Une vision humaine de la ville
L’érection de gratte-ciels, d’autoroutes urbaines, de vastes esplanades a longtemps guidé l’action des urbanistes. Trop souvent toutefois, l’attention portée sur les symboles architecturaux a primé sur une considération plus essentielle : que se passe-t-il entre ces objets d’architecture ? Pour le dire simplement : pourquoi se sent-on bien ou non dans une ville ? À Bruxelles, nous connaissons bien ces ruptures dans la ville : un canal, des autoroutes urbaines, des passages sous voie, des chancres ou des grands ilots de nature industrielle hermétiques qui limitent la porosité de la ville et dès lors les échanges entre ses habitants.
La bonne nouvelle est que les aménagements physiques ont un réel impact sur les comportements, les mentalités et l’interaction des usagers de cet espace. Lorsqu’une cour intérieure apporte intimité et possibilités de rencontre, des solidarités neuves naissent entre les habitants qui entourent cette cour. Si les trottoirs sont élargis et que les rues sont animées, le nombre de passants augmente. Or les usagers modifient avec une rapidité parfois étonnante leurs comportements suite à de nouveaux aménagements.
Pour que l’échelle des aménagements soit respectée, il convient dès lors d’aborder la question sous une approche par quartiers, afin de développer des « villages en ville ». Ces villages urbains, dotés d’une identité propre sont susceptibles de favoriser un sentiment d’appartenance de ses habitants et usagers, et ainsi de développer des solidarités interpersonnelles. Une sociologue strasbourgeoise, Valérie Lebois, a analysé l’impact de ces aménagements[2]. Elle a notamment pu démontrer comment un couple de personnes âgées est resté autonome grâce aux contacts nouveaux développés dans un logement articulé autour d’une cour semi-privative, propice aux bavardages et échanges entre voisins.
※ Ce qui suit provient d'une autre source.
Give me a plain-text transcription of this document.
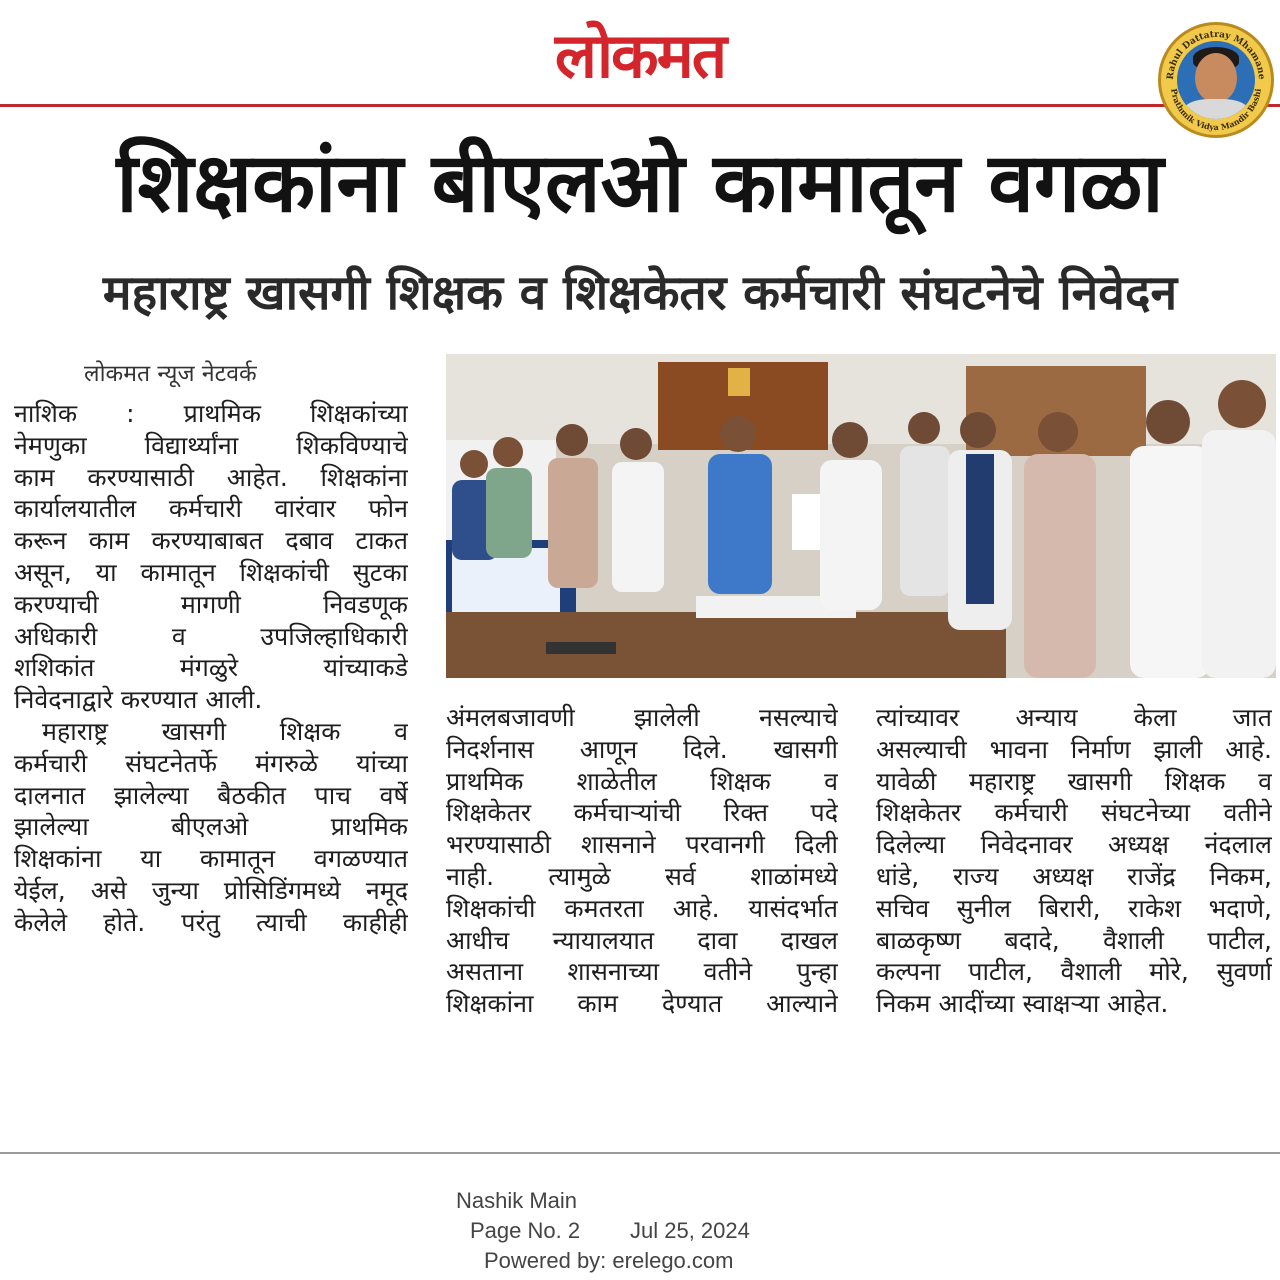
लोकमत	Rahul Dattatray Mhamane
Prathmik Vidya Mandir Bashi
शिक्षकांना बीएलओ कामातून वगळा
महाराष्ट्र खासगी शिक्षक व शिक्षकेतर कर्मचारी संघटनेचे निवेदन
लोकमत न्यूज नेटवर्क
नाशिक : प्राथमिक शिक्षकांच्या
नेमणुका विद्यार्थ्यांना शिकविण्याचे
काम करण्यासाठी आहेत. शिक्षकांना
कार्यालयातील कर्मचारी वारंवार फोन
करून काम करण्याबाबत दबाव टाकत
असून, या कामातून शिक्षकांची सुटका
करण्याची मागणी निवडणूक
अधिकारी व उपजिल्हाधिकारी
शशिकांत मंगळुरे यांच्याकडे
निवेदनाद्वारे करण्यात आली.
महाराष्ट्र खासगी शिक्षक व
कर्मचारी संघटनेतर्फे मंगरुळे यांच्या
दालनात झालेल्या बैठकीत पाच वर्षे
झालेल्या बीएलओ प्राथमिक
शिक्षकांना या कामातून वगळण्यात
येईल, असे जुन्या प्रोसिडिंगमध्ये नमूद
केलेले होते. परंतु त्याची काहीही
अंमलबजावणी झालेली नसल्याचे
निदर्शनास आणून दिले. खासगी
प्राथमिक शाळेतील शिक्षक व
शिक्षकेतर कर्मचाऱ्यांची रिक्त पदे
भरण्यासाठी शासनाने परवानगी दिली
नाही. त्यामुळे सर्व शाळांमध्ये
शिक्षकांची कमतरता आहे. यासंदर्भात
आधीच न्यायालयात दावा दाखल
असताना शासनाच्या वतीने पुन्हा
शिक्षकांना काम देण्यात आल्याने
त्यांच्यावर अन्याय केला जात
असल्याची भावना निर्माण झाली आहे.
यावेळी महाराष्ट्र खासगी शिक्षक व
शिक्षकेतर कर्मचारी संघटनेच्या वतीने
दिलेल्या निवेदनावर अध्यक्ष नंदलाल
धांडे, राज्य अध्यक्ष राजेंद्र निकम,
सचिव सुनील बिरारी, राकेश भदाणे,
बाळकृष्ण बदादे, वैशाली पाटील,
कल्पना पाटील, वैशाली मोरे, सुवर्णा
निकम आदींच्या स्वाक्षऱ्या आहेत.
Nashik Main
Page No. 2 Jul 25, 2024
Powered by: erelego.com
Bien sûr, l’émergence d’une dynamique positive entre les habitants et avec les visiteurs extérieurs ne va pas de soi et ne sera jamais automatique. Par contre, la valorisation des espaces extérieurs, publics et semi-publics, le respect de l’harmonie des échelles et la volonté d’éviter les espaces vides entre les bâtiments seront toujours des facteurs qui renforcent l’interaction des habitants et le sentiment de se sentir accueillis par le lieu plutôt que d’en ressortir une forme d’hostilité.
Respecter les échelles
Notre réflexion s’appuie notamment sur l’ouvrage de Jan Gehl, « des villes à échelle humaine »[3]. L’architecte danois nous apprend qu’un critère crucial lorsqu’on aménage les espaces est de respecter l’échelle de l’espace pour qu’il soit adapté à la taille des êtres humains.
Ce respect des échelles doit guider la création de logements. Lorsque des tours d’immeubles de plus de cinq étages sont érigées, les habitants des étages supérieurs ne sont plus reliés à l’espace public, qui devient stérile aux alentours. Les habitants n’interagissent pas entre eux et ne se reconnaissent généralement pas. Pourtant, concilier densité de l’habitat avec ouverture de celui-ci vers l’extérieur est tout-à-fait possible : produire des tours n’est pas la seule manière de densifier l’habitat, dès lors que les tours s’accompagnent également d’espaces vides dans leurs abords. Développer des immeubles de taille modérée permet à leurs habitants de garder le contact avec l’espace public tout en ayant une densité significative dès lors que les espaces entre les immeubles seront diminués.
La cour semi-privative est exemplative d’aménagements créateurs d’intimité tout en étant ouverte sur l’extérieur et donc à tous. Cette démarche s’inscrit totalement dans l’idée des villes passantes, chères à David Mangin[4], l’architecte français célèbre notamment pour le réaménagement des Halles à Paris. Cette démarche s’inscrit à rebours de la multiplication des gated communities et d’espaces privatisés, dont les villes belges ne sont pas immunisées. Cette privatisation de l’espace public favorise, à travers la division de l’espace, les ségrégations sociales. Selon nous, les villages urbains au sein d’une ville reliante doivent permettre d’être traversés de part en part, accessibles à tous. Une réflexion devrait également s’ouvrir sur les intérieurs d’ilot et leur accessibilité depuis l’espace public. Des mécanismes permettant la mise en commun, au moins partielle, des jardins permettrait de renforcer les liens entre les habitants d’un même quartier.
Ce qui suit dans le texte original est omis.